Glamorous Brazilian Girls Prepare to Drop “La Bomb”
On the Brazilian Girls’ self-titled 2005 debut, glamorous frontwoman Sabina Sciubba seduced in several tongues: She made German sound romantic on “Die Gedken Sind Frei,” delivered breathy French choruses on “Sirenes de la Fete,” and channeled the Spanish poetry of Noble Laureate Pablo Neruda for “Me Gustas Cuando Callas.” But for the Brazilian Girls’ follow-up, tentatively titled Talk to la Bomb, due September 12th, Sciubba delivers the melting pot in one song.
“‘Jique’ is all mixed between four different languages,” Sciubba says of a new track, before breaking out into an impromptu performance. “Tu sais pour toi j’ai une faiblesse chaque fois that we’re together penso my heart goes purpur!“
The Brazilian Girls crew — Sciubba, keyboardist/programmer Didi Gutman, drummer Aaron Johnston and bassist Jesse Murphy — formed unintentionally through informal jam sessions at New York’s NuBlu, an intimate East Village club that plays host to deejays on remix-binges, as well as various world beat acts.

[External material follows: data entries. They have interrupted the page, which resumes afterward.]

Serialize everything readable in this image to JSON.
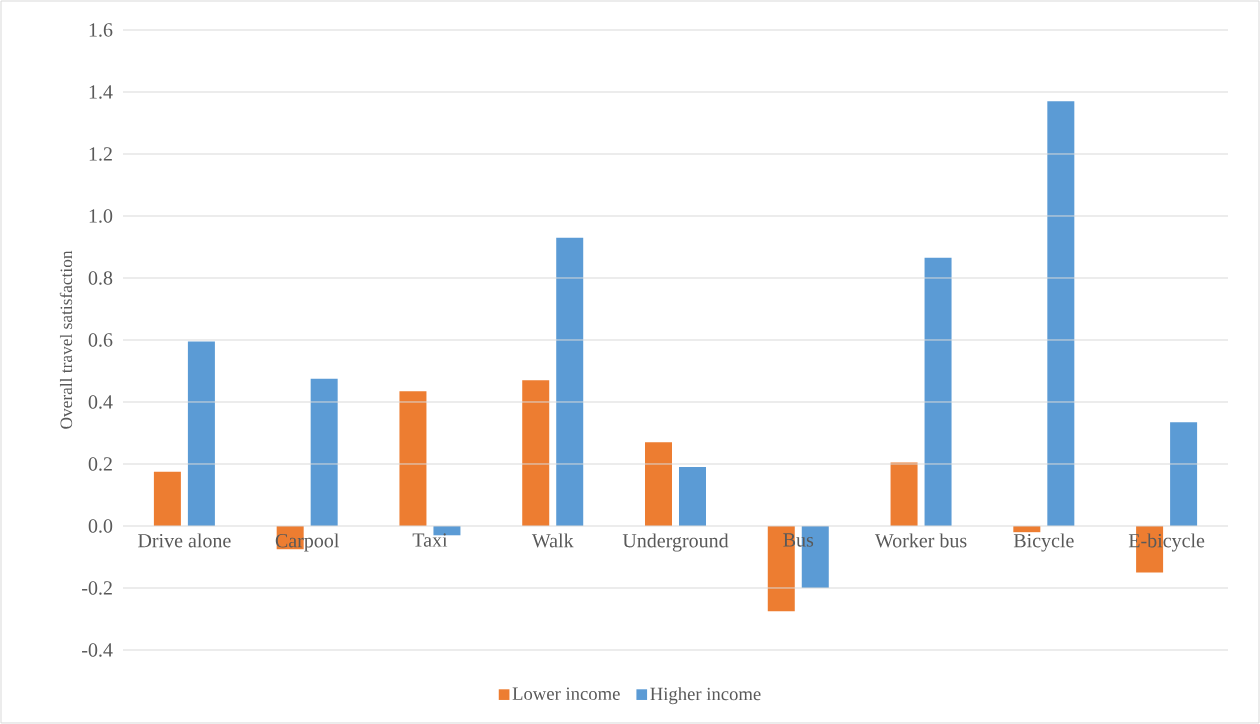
{
  "chart_data": {
    "type": "bar",
    "ylabel": "Overall travel satisfaction",
    "categories": [
      "Drive alone",
      "Carpool",
      "Taxi",
      "Walk",
      "Underground",
      "Bus",
      "Worker bus",
      "Bicycle",
      "E-bicycle"
    ],
    "series": [
      {
        "name": "Lower income",
        "color": "#ed7d31",
        "values": [
          0.175,
          -0.075,
          0.435,
          0.47,
          0.27,
          -0.275,
          0.205,
          -0.02,
          -0.15
        ]
      },
      {
        "name": "Higher income",
        "color": "#5b9bd5",
        "values": [
          0.595,
          0.475,
          -0.03,
          0.93,
          0.19,
          -0.2,
          0.865,
          1.37,
          0.335
        ]
      }
    ],
    "ylim": [
      -0.4,
      1.6
    ],
    "yticks": [
      {
        "value": -0.4,
        "label": "-0.4"
      },
      {
        "value": -0.2,
        "label": "-0.2"
      },
      {
        "value": 0,
        "label": "0.0"
      },
      {
        "value": 0.2,
        "label": "0.2"
      },
      {
        "value": 0.4,
        "label": "0.4"
      },
      {
        "value": 0.6,
        "label": "0.6"
      },
      {
        "value": 0.8,
        "label": "0.8"
      },
      {
        "value": 1.0,
        "label": "1.0"
      },
      {
        "value": 1.2,
        "label": "1.2"
      },
      {
        "value": 1.4,
        "label": "1.4"
      },
      {
        "value": 1.6,
        "label": "1.6"
      }
    ],
    "grid": "y",
    "legend": "bottom"
  }
}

Their late-night residency began at the lounge in spring of 2003, where once a week the group’s three musicians would jam — often with friends joining in on horns — as Sciubba, in a sparkly cape and mask, served up her hypnotic performances. “We weren’t even a band then,” says Sciubba, amused by how rapidly things fell into place. “We had a recording before having a band name!” The track, “Homme,” first appeared on fellow club revelers Wax Poetic’s 2003 release, Nublu Session.

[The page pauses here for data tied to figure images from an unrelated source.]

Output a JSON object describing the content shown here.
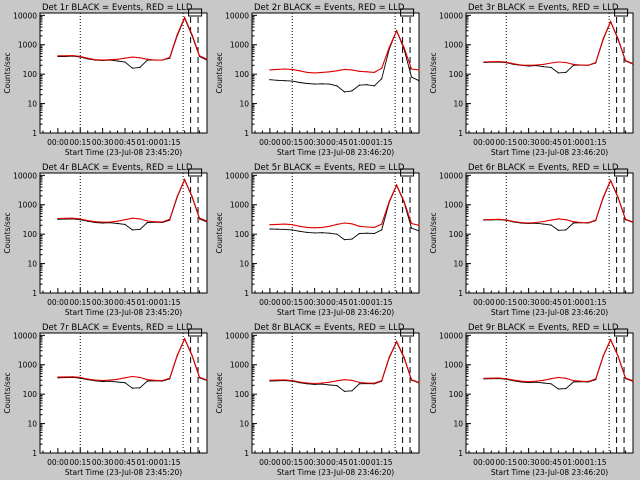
{
  "colors": {
    "background": "#c8c8c8",
    "plot_bg": "#ffffff",
    "events": "#000000",
    "lld": "#e00000"
  },
  "chart_data": [
    {
      "type": "line",
      "title": "Det 1r BLACK = Events, RED = LLD",
      "xlabel": "Start Time (23-Jul-08 23:45:20)",
      "ylabel": "Counts/sec",
      "x_ticks": [
        "00:00",
        "00:15",
        "00:30",
        "00:45",
        "01:00",
        "01:15"
      ],
      "y_ticks": [
        "1",
        "10",
        "100",
        "1000",
        "10000"
      ],
      "y_scale": "log",
      "ylim": [
        1,
        12000
      ],
      "x_minutes": [
        0,
        5,
        10,
        15,
        20,
        25,
        30,
        35,
        40,
        45,
        50,
        55,
        60,
        65,
        70,
        75,
        80,
        85,
        90,
        95,
        100
      ],
      "series": [
        {
          "name": "Events",
          "color": "#000000",
          "values": [
            400,
            400,
            410,
            380,
            330,
            300,
            290,
            300,
            280,
            260,
            160,
            170,
            300,
            300,
            300,
            350,
            2000,
            8000,
            2000,
            400,
            300
          ]
        },
        {
          "name": "LLD",
          "color": "#e00000",
          "values": [
            420,
            420,
            430,
            400,
            350,
            310,
            300,
            310,
            320,
            350,
            380,
            360,
            320,
            300,
            300,
            370,
            2200,
            8500,
            2200,
            420,
            320
          ]
        }
      ],
      "annotations": {
        "dotted_vlines_min": [
          15,
          84
        ],
        "dashed_vlines_min": [
          89,
          94
        ],
        "box_label": "⊏⊐"
      }
    },
    {
      "type": "line",
      "title": "Det 2r BLACK = Events, RED = LLD",
      "xlabel": "Start Time (23-Jul-08 23:46:20)",
      "ylabel": "Counts/sec",
      "x_ticks": [
        "00:00",
        "00:15",
        "00:30",
        "00:45",
        "01:00",
        "01:15"
      ],
      "y_ticks": [
        "1",
        "10",
        "100",
        "1000",
        "10000"
      ],
      "y_scale": "log",
      "ylim": [
        1,
        12000
      ],
      "x_minutes": [
        0,
        5,
        10,
        15,
        20,
        25,
        30,
        35,
        40,
        45,
        50,
        55,
        60,
        65,
        70,
        75,
        80,
        85,
        90,
        95,
        100
      ],
      "series": [
        {
          "name": "Events",
          "color": "#000000",
          "values": [
            65,
            62,
            60,
            58,
            52,
            48,
            46,
            47,
            46,
            40,
            25,
            27,
            42,
            44,
            40,
            70,
            700,
            3000,
            700,
            80,
            60
          ]
        },
        {
          "name": "LLD",
          "color": "#e00000",
          "values": [
            140,
            145,
            150,
            145,
            130,
            115,
            110,
            115,
            120,
            130,
            145,
            140,
            125,
            120,
            115,
            160,
            800,
            3000,
            800,
            150,
            140
          ]
        }
      ],
      "annotations": {
        "dotted_vlines_min": [
          15,
          84
        ],
        "dashed_vlines_min": [
          89,
          94
        ],
        "box_label": "⊏⊐"
      }
    },
    {
      "type": "line",
      "title": "Det 3r BLACK = Events, RED = LLD",
      "xlabel": "Start Time (23-Jul-08 23:46:20)",
      "ylabel": "Counts/sec",
      "x_ticks": [
        "00:00",
        "00:15",
        "00:30",
        "00:45",
        "01:00",
        "01:15"
      ],
      "y_ticks": [
        "1",
        "10",
        "100",
        "1000",
        "10000"
      ],
      "y_scale": "log",
      "ylim": [
        1,
        12000
      ],
      "x_minutes": [
        0,
        5,
        10,
        15,
        20,
        25,
        30,
        35,
        40,
        45,
        50,
        55,
        60,
        65,
        70,
        75,
        80,
        85,
        90,
        95,
        100
      ],
      "series": [
        {
          "name": "Events",
          "color": "#000000",
          "values": [
            250,
            255,
            260,
            245,
            215,
            200,
            190,
            195,
            180,
            170,
            110,
            115,
            200,
            205,
            200,
            240,
            1500,
            6000,
            1500,
            280,
            220
          ]
        },
        {
          "name": "LLD",
          "color": "#e00000",
          "values": [
            260,
            265,
            270,
            255,
            225,
            205,
            200,
            205,
            215,
            240,
            260,
            250,
            215,
            205,
            200,
            250,
            1600,
            6200,
            1600,
            290,
            230
          ]
        }
      ],
      "annotations": {
        "dotted_vlines_min": [
          15,
          84
        ],
        "dashed_vlines_min": [
          89,
          94
        ],
        "box_label": "⊏⊐"
      }
    },
    {
      "type": "line",
      "title": "Det 4r BLACK = Events, RED = LLD",
      "xlabel": "Start Time (23-Jul-08 23:45:20)",
      "ylabel": "Counts/sec",
      "x_ticks": [
        "00:00",
        "00:15",
        "00:30",
        "00:45",
        "01:00",
        "01:15"
      ],
      "y_ticks": [
        "1",
        "10",
        "100",
        "1000",
        "10000"
      ],
      "y_scale": "log",
      "ylim": [
        1,
        12000
      ],
      "x_minutes": [
        0,
        5,
        10,
        15,
        20,
        25,
        30,
        35,
        40,
        45,
        50,
        55,
        60,
        65,
        70,
        75,
        80,
        85,
        90,
        95,
        100
      ],
      "series": [
        {
          "name": "Events",
          "color": "#000000",
          "values": [
            320,
            325,
            330,
            310,
            275,
            250,
            240,
            245,
            230,
            215,
            140,
            145,
            250,
            255,
            250,
            300,
            1800,
            7000,
            1800,
            330,
            260
          ]
        },
        {
          "name": "LLD",
          "color": "#e00000",
          "values": [
            340,
            345,
            350,
            330,
            290,
            265,
            255,
            260,
            275,
            310,
            350,
            330,
            280,
            265,
            260,
            320,
            1900,
            7200,
            1900,
            350,
            280
          ]
        }
      ],
      "annotations": {
        "dotted_vlines_min": [
          15,
          84
        ],
        "dashed_vlines_min": [
          89,
          94
        ],
        "box_label": "⊏⊐"
      }
    },
    {
      "type": "line",
      "title": "Det 5r BLACK = Events, RED = LLD",
      "xlabel": "Start Time (23-Jul-08 23:46:20)",
      "ylabel": "Counts/sec",
      "x_ticks": [
        "00:00",
        "00:15",
        "00:30",
        "00:45",
        "01:00",
        "01:15"
      ],
      "y_ticks": [
        "1",
        "10",
        "100",
        "1000",
        "10000"
      ],
      "y_scale": "log",
      "ylim": [
        1,
        12000
      ],
      "x_minutes": [
        0,
        5,
        10,
        15,
        20,
        25,
        30,
        35,
        40,
        45,
        50,
        55,
        60,
        65,
        70,
        75,
        80,
        85,
        90,
        95,
        100
      ],
      "series": [
        {
          "name": "Events",
          "color": "#000000",
          "values": [
            150,
            148,
            145,
            140,
            125,
            115,
            110,
            112,
            108,
            100,
            65,
            68,
            105,
            108,
            105,
            140,
            1200,
            4500,
            1200,
            160,
            130
          ]
        },
        {
          "name": "LLD",
          "color": "#e00000",
          "values": [
            210,
            215,
            220,
            210,
            185,
            170,
            165,
            170,
            185,
            215,
            240,
            225,
            185,
            175,
            170,
            220,
            1300,
            4700,
            1300,
            230,
            200
          ]
        }
      ],
      "annotations": {
        "dotted_vlines_min": [
          15,
          84
        ],
        "dashed_vlines_min": [
          89,
          94
        ],
        "box_label": "⊏⊐"
      }
    },
    {
      "type": "line",
      "title": "Det 6r BLACK = Events, RED = LLD",
      "xlabel": "Start Time (23-Jul-08 23:46:20)",
      "ylabel": "Counts/sec",
      "x_ticks": [
        "00:00",
        "00:15",
        "00:30",
        "00:45",
        "01:00",
        "01:15"
      ],
      "y_ticks": [
        "1",
        "10",
        "100",
        "1000",
        "10000"
      ],
      "y_scale": "log",
      "ylim": [
        1,
        12000
      ],
      "x_minutes": [
        0,
        5,
        10,
        15,
        20,
        25,
        30,
        35,
        40,
        45,
        50,
        55,
        60,
        65,
        70,
        75,
        80,
        85,
        90,
        95,
        100
      ],
      "series": [
        {
          "name": "Events",
          "color": "#000000",
          "values": [
            300,
            305,
            310,
            295,
            260,
            240,
            230,
            235,
            220,
            205,
            135,
            140,
            240,
            245,
            240,
            290,
            1700,
            6500,
            1700,
            310,
            250
          ]
        },
        {
          "name": "LLD",
          "color": "#e00000",
          "values": [
            310,
            315,
            320,
            305,
            270,
            250,
            240,
            250,
            270,
            300,
            330,
            310,
            265,
            250,
            245,
            300,
            1800,
            6700,
            1800,
            320,
            260
          ]
        }
      ],
      "annotations": {
        "dotted_vlines_min": [
          15,
          84
        ],
        "dashed_vlines_min": [
          89,
          94
        ],
        "box_label": "⊏⊐"
      }
    },
    {
      "type": "line",
      "title": "Det 7r BLACK = Events, RED = LLD",
      "xlabel": "Start Time (23-Jul-08 23:45:20)",
      "ylabel": "Counts/sec",
      "x_ticks": [
        "00:00",
        "00:15",
        "00:30",
        "00:45",
        "01:00",
        "01:15"
      ],
      "y_ticks": [
        "1",
        "10",
        "100",
        "1000",
        "10000"
      ],
      "y_scale": "log",
      "ylim": [
        1,
        12000
      ],
      "x_minutes": [
        0,
        5,
        10,
        15,
        20,
        25,
        30,
        35,
        40,
        45,
        50,
        55,
        60,
        65,
        70,
        75,
        80,
        85,
        90,
        95,
        100
      ],
      "series": [
        {
          "name": "Events",
          "color": "#000000",
          "values": [
            360,
            365,
            370,
            350,
            310,
            285,
            270,
            275,
            260,
            245,
            160,
            165,
            280,
            285,
            280,
            330,
            2000,
            7500,
            2000,
            360,
            290
          ]
        },
        {
          "name": "LLD",
          "color": "#e00000",
          "values": [
            380,
            385,
            390,
            370,
            325,
            300,
            290,
            300,
            320,
            360,
            400,
            370,
            310,
            295,
            290,
            350,
            2100,
            7700,
            2100,
            380,
            300
          ]
        }
      ],
      "annotations": {
        "dotted_vlines_min": [
          15,
          84
        ],
        "dashed_vlines_min": [
          89,
          94
        ],
        "box_label": "⊏⊐"
      }
    },
    {
      "type": "line",
      "title": "Det 8r BLACK = Events, RED = LLD",
      "xlabel": "Start Time (23-Jul-08 23:46:20)",
      "ylabel": "Counts/sec",
      "x_ticks": [
        "00:00",
        "00:15",
        "00:30",
        "00:45",
        "01:00",
        "01:15"
      ],
      "y_ticks": [
        "1",
        "10",
        "100",
        "1000",
        "10000"
      ],
      "y_scale": "log",
      "ylim": [
        1,
        12000
      ],
      "x_minutes": [
        0,
        5,
        10,
        15,
        20,
        25,
        30,
        35,
        40,
        45,
        50,
        55,
        60,
        65,
        70,
        75,
        80,
        85,
        90,
        95,
        100
      ],
      "series": [
        {
          "name": "Events",
          "color": "#000000",
          "values": [
            280,
            285,
            290,
            275,
            245,
            225,
            215,
            220,
            205,
            195,
            125,
            130,
            225,
            230,
            225,
            275,
            1700,
            6000,
            1700,
            300,
            240
          ]
        },
        {
          "name": "LLD",
          "color": "#e00000",
          "values": [
            295,
            300,
            305,
            290,
            260,
            240,
            230,
            240,
            255,
            285,
            310,
            295,
            250,
            240,
            235,
            290,
            1800,
            6200,
            1800,
            310,
            250
          ]
        }
      ],
      "annotations": {
        "dotted_vlines_min": [
          15,
          84
        ],
        "dashed_vlines_min": [
          89,
          94
        ],
        "box_label": "⊏⊐"
      }
    },
    {
      "type": "line",
      "title": "Det 9r BLACK = Events, RED = LLD",
      "xlabel": "Start Time (23-Jul-08 23:46:20)",
      "ylabel": "Counts/sec",
      "x_ticks": [
        "00:00",
        "00:15",
        "00:30",
        "00:45",
        "01:00",
        "01:15"
      ],
      "y_ticks": [
        "1",
        "10",
        "100",
        "1000",
        "10000"
      ],
      "y_scale": "log",
      "ylim": [
        1,
        12000
      ],
      "x_minutes": [
        0,
        5,
        10,
        15,
        20,
        25,
        30,
        35,
        40,
        45,
        50,
        55,
        60,
        65,
        70,
        75,
        80,
        85,
        90,
        95,
        100
      ],
      "series": [
        {
          "name": "Events",
          "color": "#000000",
          "values": [
            330,
            335,
            340,
            320,
            285,
            260,
            250,
            255,
            240,
            225,
            150,
            155,
            260,
            265,
            260,
            310,
            1900,
            7000,
            1900,
            340,
            270
          ]
        },
        {
          "name": "LLD",
          "color": "#e00000",
          "values": [
            345,
            350,
            355,
            335,
            300,
            275,
            265,
            275,
            295,
            335,
            370,
            345,
            290,
            275,
            270,
            330,
            2000,
            7200,
            2000,
            355,
            285
          ]
        }
      ],
      "annotations": {
        "dotted_vlines_min": [
          15,
          84
        ],
        "dashed_vlines_min": [
          89,
          94
        ],
        "box_label": "⊏⊐"
      }
    }
  ]
}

The Brazilian Girls toured continuously following the release of their critically lauded debut, opening for Sting and winning new fans at festivals like last year’s Bonnaroo. Their lounge-y electronica evokes a relaxed beach-party atmosphere — so much so that someone in the audience will often offer Sciubba a joint during the crowd-pleasing ode to sex and drugs, “Pussy.”
Late last fall, the Brazilian Girls went into New York’s Electric Lady Studios — the studio Jimi Hendrix opened in 1970 before his death two weeks later. “When we got into the space, we were kind of prolific, which we didn’t expect to be,” says Sciubba. “We wrote very quickly.” In eight days, they laid down sixteen tracks — among them the crowd-tested “Problem” and “It’s All About Us,” as well the half-Italian, half-English title track “Talk to La Bomb.”

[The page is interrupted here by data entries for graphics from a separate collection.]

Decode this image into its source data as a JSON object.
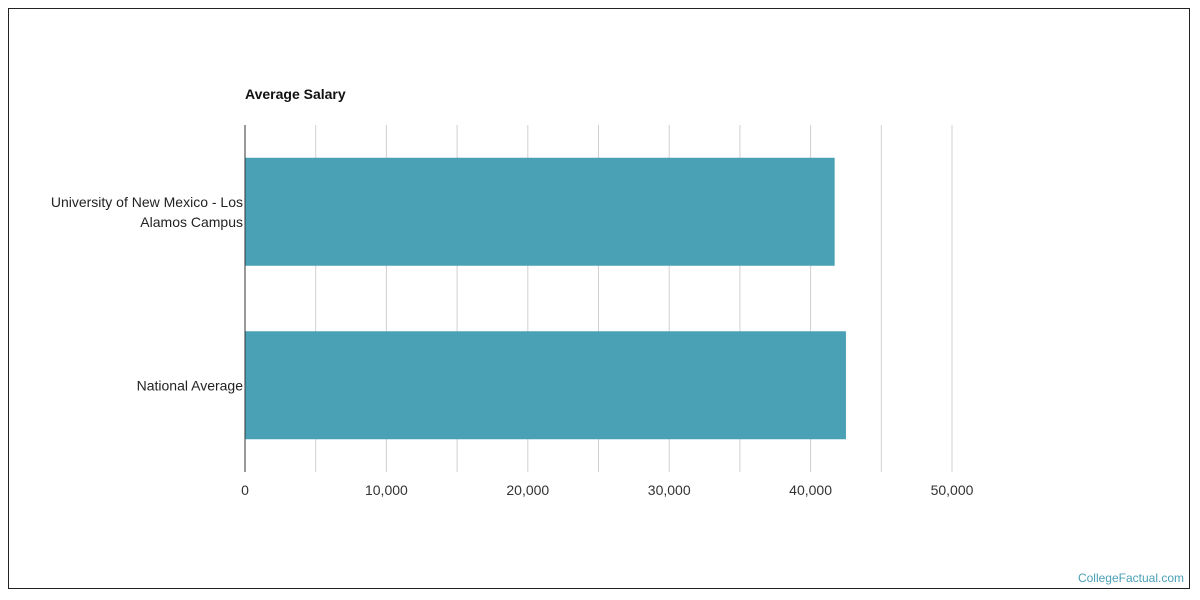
{
  "chart_data": {
    "type": "bar",
    "orientation": "horizontal",
    "title": "Average Salary",
    "categories": [
      [
        "University of New Mexico - Los",
        "Alamos Campus"
      ],
      [
        "National Average"
      ]
    ],
    "values": [
      41700,
      42500
    ],
    "ticks": [
      0,
      10000,
      20000,
      30000,
      40000,
      50000
    ],
    "tick_labels": [
      "0",
      "10,000",
      "20,000",
      "30,000",
      "40,000",
      "50,000"
    ],
    "xlim": [
      0,
      50000
    ],
    "grid": true,
    "bar_color": "#4aa0b5",
    "grid_color": "#d0d0d0",
    "axis_color": "#333333"
  },
  "footer": {
    "watermark": "CollegeFactual.com"
  }
}
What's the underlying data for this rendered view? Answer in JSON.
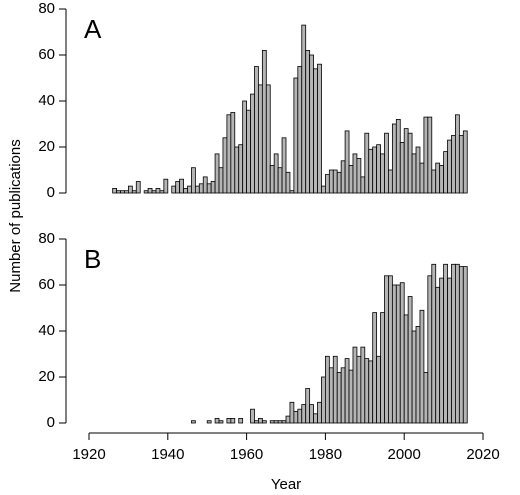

Along with the multilingual “Jique” — “That’s a Dada word we made up!” — there’s the brand-new tune “Never Met a German.” “It’s about the cliche of the German always being the bad guy in the movie, with a German Shepherd, trying to kill or hunt someone down,” Sciubbia explains.
That sort of playful, retro take on the jet-setting life of an international spy seems to be what Brazilian Girls are all about. Says Sciubbia, “It’s all about the mystery!”